Honore de Balzac: Cousin Betty

1. PART I: THE PRODIGAL FATHER (continued)

Atala indignantly withdrew a step.

"You are an old fool!" said she. "Why, my father and mother had had nothing to eat for a week. My mother wanted me to do much worse than that, I think, for my father thrashed her and called her a thief! However, Monsieur Vyder paid all their debts, and gave them some money --oh, a bagful! And he brought me away, and poor papa was crying. But we had to part!--Was it wicked?" she asked.

"And are you very fond of Monsieur Vyder?"

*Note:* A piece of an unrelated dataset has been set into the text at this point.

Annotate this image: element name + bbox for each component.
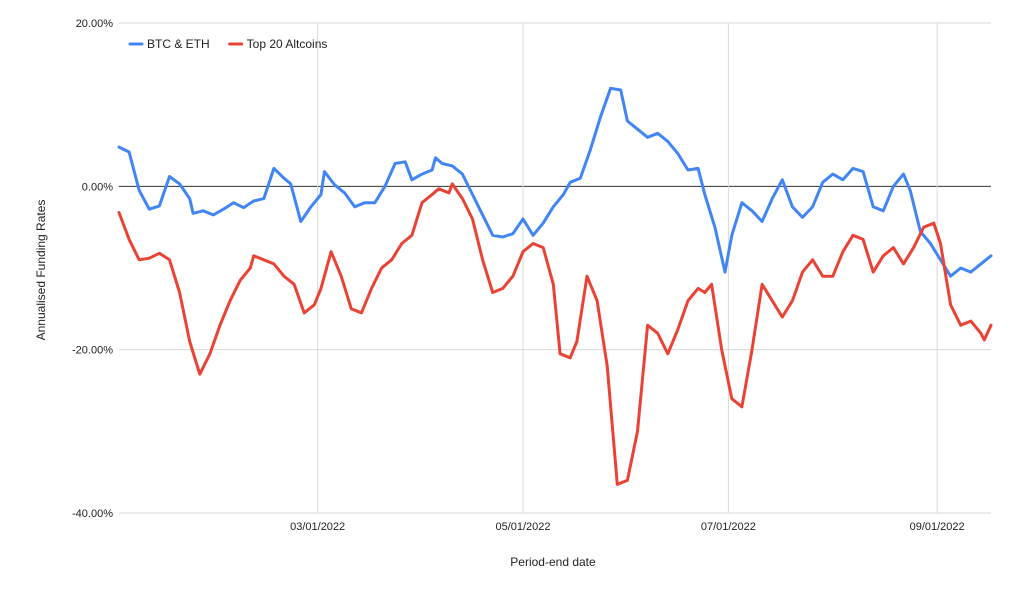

"Fond of him?" said she. "I should think so! He tells me beautiful stories, madame, every evening; and he has given me nice gowns, and linen, and a shawl. Why, I am figged out like a princess, and I never wear sabots now. And then, I have not known what it is to be hungry these two months past. And I don't live on potatoes now. He brings me bonbons and burnt almonds, and chocolate almonds.--Aren't they good?-- I do anything he pleases for a bag of chocolate.--Then my old Daddy is very kind; he takes such care of me, and is so nice; I know now what my mother ought to have been.--He is going to get an old woman to help me, for he doesn't like me to dirty my hands with cooking. For the past month, too, he has been making a little money, and he gives me three francs every evening that I put into a money-box. Only he will never let me out except to come here--and he calls me his little kitten! Mamma never called me anything but bad names--and thief, and vermin!"

"Well, then, my child, why should not Daddy Vyder be your husband?"

"But he is, madame," said the girl, looking at Adeline with calm pride, without a blush, her brow smooth, her eyes steady. "He told me that I was his little wife; but it is a horrid bore to be a man's wife --if it were not for the burnt almonds!"